Maeve Jinkings e Rosanne Mulholland

Maeve Jinkings e Rosanne Mulholland

O elenco do filme, composto por atores e atrizes das mais distintas formações, é uma das melhores coisas de ‘Falsa Loura’. Desde a ótima atuação de Djin Sganzerla, irreconhecível como a amiga feiosa de Silmara, passando por Suzana Alves, precisa na composição de uma colega de fábrica da protagonista, Bertrand Duarte em uma ótima ponta como policial, até a presença luminosa de Maeve Jinkings (uma das melhores atrizes do mundo na atualidade) em seu primeiro grande papel no cinema, todo o cast compõe um time afiado que dá peso e texturas aos personagens bem como potencializa a construção dramática do filme, tudo conduzido com maestria pela direção de cena de Reichenbach.

Todas as personagens centrais são mulheres, Carlão se debruça sobre o universo feminino com uma desenvoltura que evita clichês e faz com que o discurso social do filme tenha como um de seus principais elementos a opressão machista a e a misoginia que conduzem com a mão de ferro o mundo. Se o ambiente de exploração física e psicológica dos trabalhadores já é um fardo, esse fardo se torna muito mais pesado e violento para as mulheres; sempre mais exploradas, coisificadas, agredidas e desvalorizadas do que o homem, dentro da lógica de desigualdade de gênero que conduz nossa sociedade.

‘Falsa Loura’ é um filme sobre proletários (ou no que se transformou o que um dia foi definido como proletariado), no sentido mais literal da palavra. Os tipos que aparecem durante o longa e que não fazem parte desse universo de trabalhadores simples e pessoas abandonadas pela realidade do capitalismo, são mostrados de forma intencionalmente caricatural. Tanto o advogado, como a mulher que oferece um trabalho para Silmara fazem parte de um universo à parte dos outros personagens, são quase que onipresentes (mesmo que não se possa vê-los), mas ao mesmo tempo totalmente distintos deles. São representantes de um pequeno grupo de indivíduos que vivem de explorar, manipular e abandonar pelo caminho os sujeitos comuns que Reichenbach retrata com tanto carinho.

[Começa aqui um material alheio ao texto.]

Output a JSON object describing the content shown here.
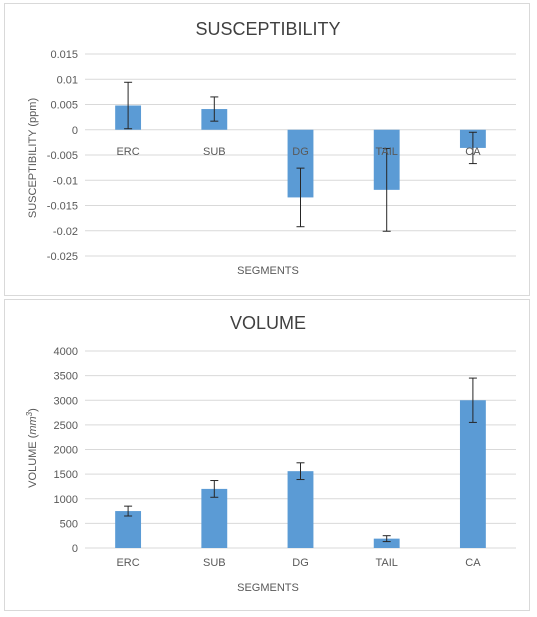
{
  "chart_data": [
    {
      "type": "bar",
      "title": "SUSCEPTIBILITY",
      "xlabel": "SEGMENTS",
      "ylabel": "SUSCEPTIBILITY (ppm)",
      "categories": [
        "ERC",
        "SUB",
        "DG",
        "TAIL",
        "CA"
      ],
      "values": [
        0.0048,
        0.0041,
        -0.0134,
        -0.0119,
        -0.0036
      ],
      "error": [
        0.0046,
        0.0024,
        0.0058,
        0.0082,
        0.0031
      ],
      "ylim": [
        -0.025,
        0.015
      ],
      "yticks": [
        "0.015",
        "0.01",
        "0.005",
        "0",
        "-0.005",
        "-0.01",
        "-0.015",
        "-0.02",
        "-0.025"
      ],
      "grid": true,
      "color": "#5b9bd5"
    },
    {
      "type": "bar",
      "title": "VOLUME",
      "xlabel": "SEGMENTS",
      "ylabel": "VOLUME (mm3)",
      "ylabel_main": "VOLUME (",
      "ylabel_unit": "mm",
      "ylabel_sup": "3",
      "ylabel_end": ")",
      "categories": [
        "ERC",
        "SUB",
        "DG",
        "TAIL",
        "CA"
      ],
      "values": [
        750,
        1200,
        1560,
        190,
        3000
      ],
      "error": [
        100,
        170,
        170,
        60,
        450
      ],
      "ylim": [
        0,
        4000
      ],
      "yticks": [
        "4000",
        "3500",
        "3000",
        "2500",
        "2000",
        "1500",
        "1000",
        "500",
        "0"
      ],
      "grid": true,
      "color": "#5b9bd5"
    }
  ]
}
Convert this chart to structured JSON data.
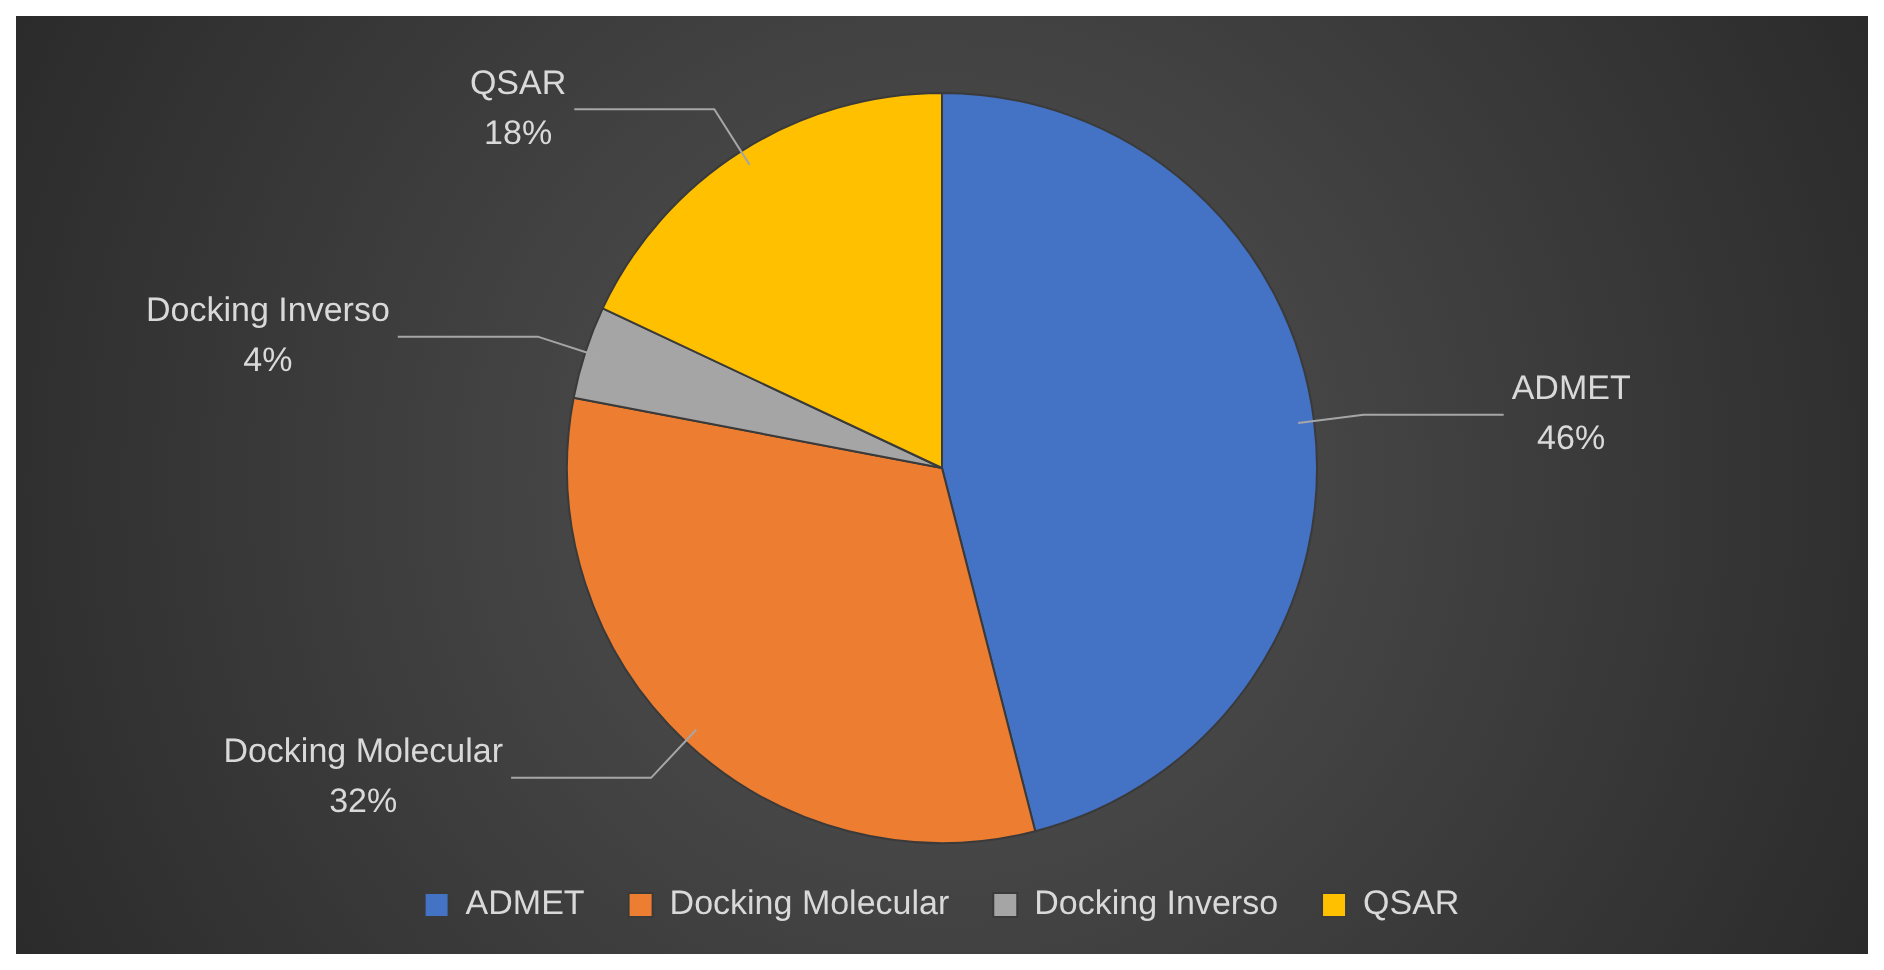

Carlos Reichenbach foi um dos cineastas que mais ancorou seu cinema na força e na valorização do ser humano, um autor que retratou tipos dos mais variados, mas sempre com uma aproximação orgânica em que todos seus personagens são demasiadamente humanos em suas limitações e possibilidades. Seus dramas nascem, se desenvolvem e atingem força a partir das mulheres e dos homens que vivem e conduzem suas narrativas. Todo seu discurso, seus mais variados e complexos panos de fundo, situações históricas, políticas e sociais de seus filmes partem da relação do indivíduo com o mundo em que está inserido. ‘Falsa Loura’ encerrou de maneira enorme uma carreira luminosa repleta de grandes filmes e diversas obras-primas, interrompida cedo demais pela morte precoce desse gênio que foi Carlão.

2 comentários

    1. Obrigado Jaderstn. sobre a Rosanne Mulholland, acho que ela está muito bem no filme, foi uma ótima escolha do Carlão colocá-la como Silmara. ela tem o talento para interpretar a personagem com todas as camadas exigidas, além da beleza intensa que é uma das principais características da personagem e que condiciona muitas de suas ações e determina demais sua postura nos espaços em que se desloca.